Mizuki Nishiyama is a London-based, mixed-Japanese artist who creates raw and confrontational artworks spanning paintings, sculptures, tapestries, poetry, and performances that explore the fragile human condition.
Nishiyama notably conducts dialogues and critiques the socio-politics of the female experience by incorporating the artist's Japanese paternal soil, which has buried her military ancestors since the 1400s, into her works, where she reevaluates ancestry, patriarchy, and time.

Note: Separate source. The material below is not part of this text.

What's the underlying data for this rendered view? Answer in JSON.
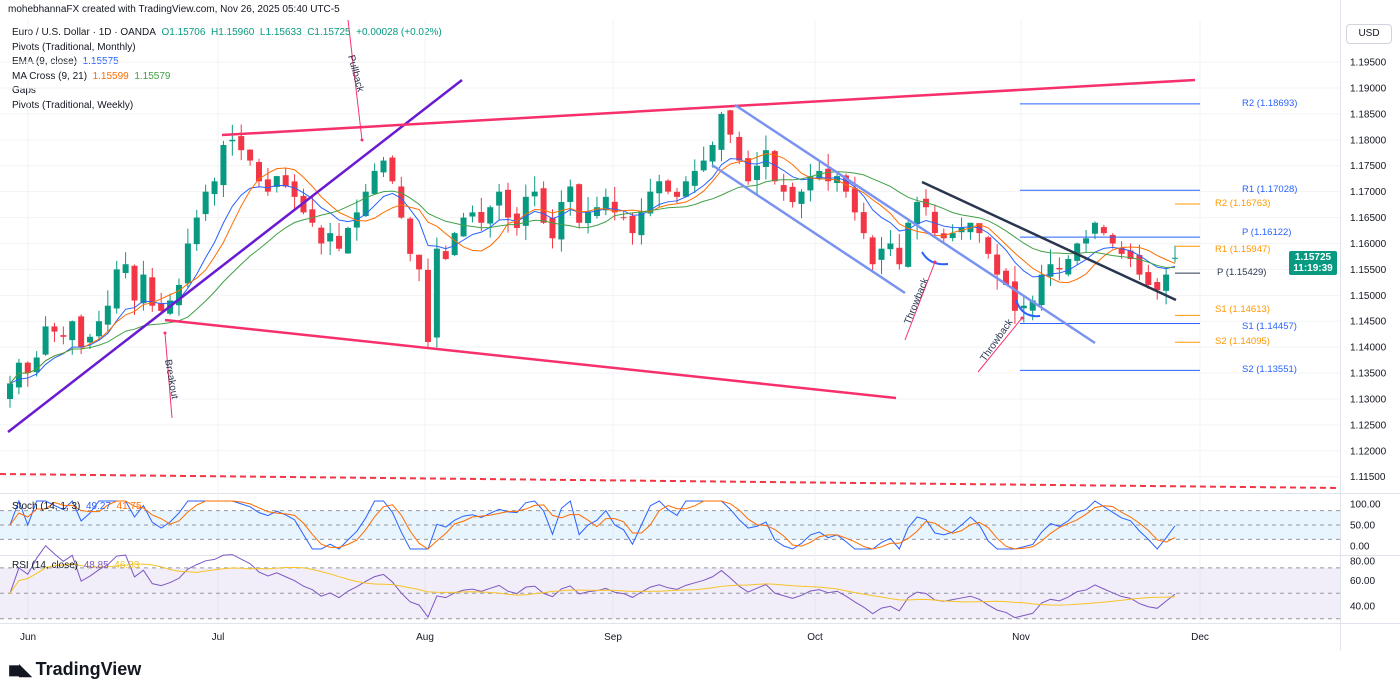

Exploring ideas of purity, femininity, Shintoism, and trauma; the artist utilises the elements of the world, and responds to what it means to be a woman today. The premise of the work begins with soil that the artist excavated from her paternal land in Japan; which dates back to the 1400s where her military ancestors (including members who committed Seppuku ritual suicides), and members that shaped Shintoism (Yoshida family; constructing the foundation of purification within the religion).
In the tapestries, Nishiyama is inspired by the concept of Kami; translating to "God", which holds no visual representation in Shintoism - only through Shide (white folded pieces of paper). White organic fabrics were first sourced, then burned (fire) to commence God and patriarchy to death, the fabrics were then buried in the ancestral soil (earth) for months, new life was given as they were pulled back out to be soaked in Japanese immune boosting teas (water), naturally weathered in London's (air), and finally treated with traditional Japanese distressing and sewing techniques; Sashiko and Boro; to construct and respond to past, present, and future narratives of existence, and the female narrative of the East and West.
In the paintings, Nishiyama incorporates the same soil as well as a deliberate knife cutting technique to slice through viscous oil pigments on canvas to depict violence and tranquility. Embracing deeply personal experiences to craft each artwork, the artist’s ongoing relationship with reproductive health and trauma has greatly influenced her practice and fueled her to confront vulnerability, fragility and the human condition. Creating is a chaotic yet meditative process for Nishiyama that allows her to make sense of the more tempestuous periods in life as well as continue to merge interdisciplinary thoughts and mediums to visualize the contemporary experience.
As a mixed-Japanese artist, Nishiyama draws inspiration from the East and West. Bridging her Hong Kong, Japanese and Italian cultural heritages.
Nishiyama holds a Masters of Fine Arts degree from Central Saint Martins and a Bachelors of Fine Arts degree from Parsons School of Design.
Her solo exhibitions include Shunga (2020) at Whitestone Gallery Hong Kong, An Exploration of Human Fragility: Love & Lust (2020) at the Tenri Cultural Institute of New York, and 脆い Moroi: An Exploration of Human Fragility (2019) at Greenpoint Gallery New York.